OC-301g · Module 1

Distributed Tracing for Agent Workflows

3 min read

A multi-agent workflow spans multiple agents, multiple services, and potentially multiple external APIs. When something goes wrong — the output is late, the quality is low, or an error occurs — you need to trace the request through every component it touched. Distributed tracing assigns a unique trace ID at the workflow entry point and propagates it through every agent handoff, service call, and data access.

The trace structure for agent workflows has a unique element: decision spans. Traditional traces have spans for service calls (database query: 45ms, API call: 200ms). Agent traces add spans for decision-making (agent deliberation: 1200ms, council vote: 3400ms). Decision spans capture not just the duration but the decision record — what the agent considered and concluded. This enables performance analysis (where is the bottleneck?) and quality analysis (which decision step produced the error?) from the same trace.

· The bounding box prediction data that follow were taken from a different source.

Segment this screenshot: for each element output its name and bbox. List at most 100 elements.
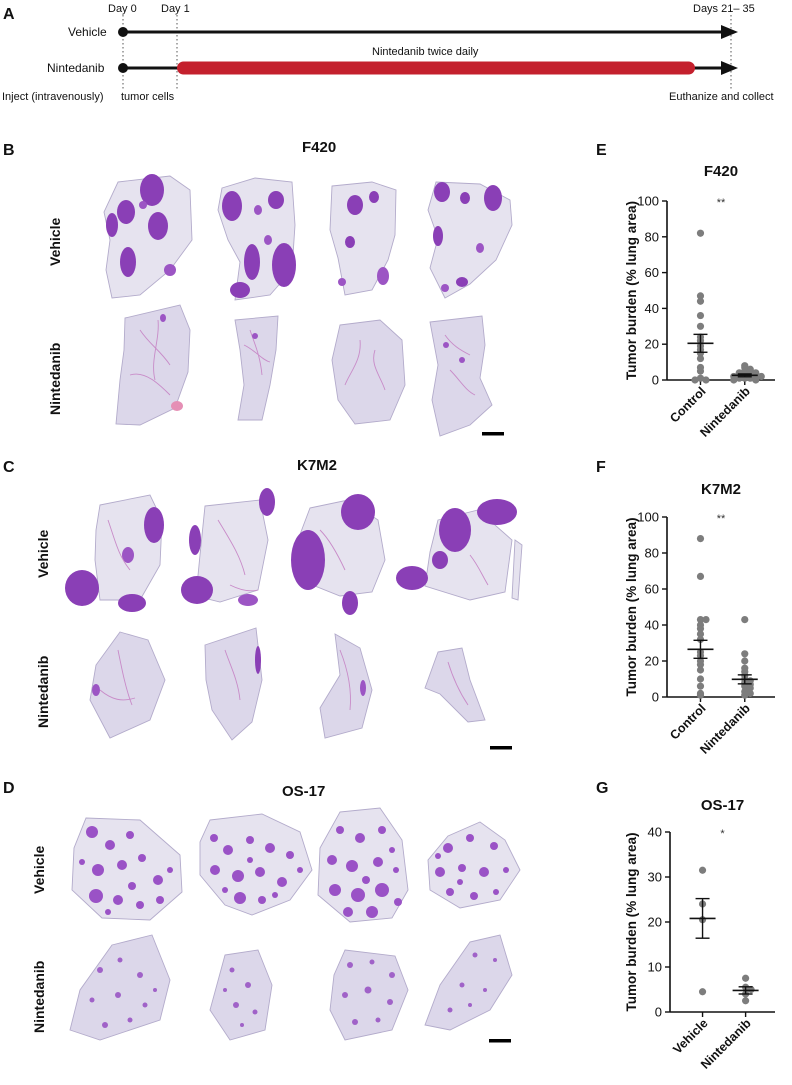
row-label-vehicle-os17: Vehicle <box>31 846 47 894</box>
k7m2-nintedanib-section-4 <box>424 647 486 723</box>
data-point <box>741 657 749 665</box>
data-point <box>752 376 760 384</box>
data-point <box>746 684 754 692</box>
data-point <box>696 229 705 237</box>
data-point <box>696 616 705 624</box>
scale-bar-b <box>482 432 504 436</box>
panel-label-g: G <box>596 780 608 797</box>
f420-vehicle-section-1 <box>103 174 193 299</box>
y-tick-label: 0 <box>655 1005 662 1020</box>
row-label-nintedanib-k7m2: Nintedanib <box>35 656 51 728</box>
y-tick-label: 60 <box>645 265 659 280</box>
y-tick-label: 40 <box>645 618 659 633</box>
data-point <box>696 311 705 320</box>
chart-e: F420 Tumor burden (% lung area) 0 20 40 60 80 1… <box>624 163 775 440</box>
row-label-nintedanib-f420: Nintedanib <box>47 343 63 415</box>
panel-label-f: F <box>596 459 606 476</box>
data-point <box>696 572 705 581</box>
y-tick-label: 100 <box>637 194 659 209</box>
k7m2-vehicle-section-2 <box>181 488 275 606</box>
significance-marker: ** <box>717 197 726 209</box>
euthanize-label: Euthanize and collect <box>669 91 774 103</box>
y-tick-label: 100 <box>637 510 659 525</box>
day1-label: Day 1 <box>161 3 190 15</box>
tumor-cells-label: tumor cells <box>121 91 175 103</box>
chart-f: K7M2 Tumor burden (% lung area) 0 20 40 60 80 1… <box>624 481 775 757</box>
y-tick-label: 0 <box>652 373 659 388</box>
panel-e-chart: E F420 Tumor burden (% lung area) 0 20 40 60 8… <box>596 142 775 440</box>
panel-f-chart: F K7M2 Tumor burden (% lung area) 0 20 40 60 8… <box>596 459 775 757</box>
k7m2-nintedanib-section-2 <box>204 627 263 741</box>
data-point <box>696 297 705 305</box>
vehicle-arrowhead <box>721 25 738 39</box>
data-point <box>696 367 705 375</box>
data-point <box>696 661 705 669</box>
data-point <box>696 630 705 638</box>
y-tick-label: 40 <box>645 301 659 316</box>
os17-vehicle-section-2 <box>199 813 313 916</box>
os17-nintedanib-section-1 <box>69 934 171 1041</box>
y-tick-label: 30 <box>648 870 662 885</box>
x-tick-label: Control <box>667 701 708 742</box>
k7m2-nintedanib-section-3 <box>319 633 373 739</box>
y-axis-label: Tumor burden (% lung area) <box>624 201 639 380</box>
y-tick-label: 40 <box>648 825 662 840</box>
data-point <box>696 675 705 683</box>
significance-marker: * <box>720 828 725 840</box>
chart-g: OS-17 Tumor burden (% lung area) 0 10 20 30 40… <box>624 797 775 1072</box>
y-tick-label: 10 <box>648 960 662 975</box>
os17-nintedanib-section-2 <box>209 949 273 1041</box>
f420-nintedanib-section-4 <box>429 315 493 437</box>
f420-vehicle-section-2 <box>217 177 296 301</box>
panel-a-timeline: A Day 0 Day 1 Days 21– 35 Vehicle Ninted… <box>2 3 774 103</box>
k7m2-vehicle-section-3 <box>291 494 386 615</box>
data-point <box>696 292 705 300</box>
data-point <box>696 691 705 699</box>
os17-nintedanib-section-3 <box>329 949 409 1041</box>
panel-d-histology: D OS-17 Vehicle Nintedanib <box>3 780 521 1043</box>
data-point <box>696 374 705 382</box>
timeline-nintedanib-label: Nintedanib <box>47 61 105 75</box>
inject-label: Inject (intravenously) <box>2 91 104 103</box>
os17-vehicle-section-4 <box>427 821 521 909</box>
f420-nintedanib-section-3 <box>331 319 406 425</box>
y-tick-label: 0 <box>652 690 659 705</box>
data-point <box>702 616 710 624</box>
k7m2-vehicle-section-4 <box>396 499 523 601</box>
data-point <box>741 616 749 624</box>
data-point <box>757 372 765 381</box>
y-tick-label: 60 <box>645 582 659 597</box>
chart-title: OS-17 <box>701 797 744 814</box>
data-point <box>742 974 750 982</box>
y-tick-label: 20 <box>645 337 659 352</box>
k7m2-nintedanib-section-1 <box>89 631 166 739</box>
panel-label-e: E <box>596 142 607 159</box>
f420-nintedanib-section-2 <box>234 315 279 421</box>
panel-label-d: D <box>3 780 15 797</box>
k7m2-vehicle-section-1 <box>65 494 164 612</box>
scale-bar-c <box>490 746 512 750</box>
data-point <box>747 985 755 994</box>
data-point <box>741 650 749 658</box>
x-tick-label: Control <box>667 384 708 425</box>
data-point <box>730 376 738 384</box>
data-point <box>696 322 705 330</box>
timeline-vehicle-label: Vehicle <box>68 25 107 39</box>
chart-title: F420 <box>704 163 738 180</box>
data-point <box>746 689 754 698</box>
os17-vehicle-section-1 <box>71 817 183 921</box>
data-point <box>696 354 705 363</box>
panel-label-a: A <box>3 6 15 23</box>
treatment-label: Nintedanib twice daily <box>372 46 479 58</box>
histology-title-os17: OS-17 <box>282 783 325 800</box>
nintedanib-arrowhead <box>721 61 738 75</box>
treatment-bar <box>177 61 695 75</box>
data-point <box>702 376 710 384</box>
panel-label-b: B <box>3 142 15 159</box>
data-point <box>696 625 705 633</box>
row-label-vehicle-f420: Vehicle <box>47 218 63 266</box>
row-label-vehicle-k7m2: Vehicle <box>35 530 51 578</box>
y-tick-label: 20 <box>645 654 659 669</box>
data-point <box>698 866 707 874</box>
panel-c-histology: C K7M2 Vehicle Nintedanib <box>3 457 523 750</box>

interface AgentTraceSpan {
  traceId: string;         // propagated through workflow
  spanId: string;          // unique to this span
  parentSpanId?: string;   // for nested spans
  agentId: string;
  spanType: 'task' | 'decision' | 'api_call' | 'council';
  startTime: string;
  endTime: string;
  durationMs: number;
  // Decision-specific fields
  decision?: {
    trigger: string;
    alternativesConsidered: number;
    confidence: number;
    selectedAction: string;
  };
  // Error fields
  error?: {
    code: string;
    message: string;
    recoverable: boolean;
  };
}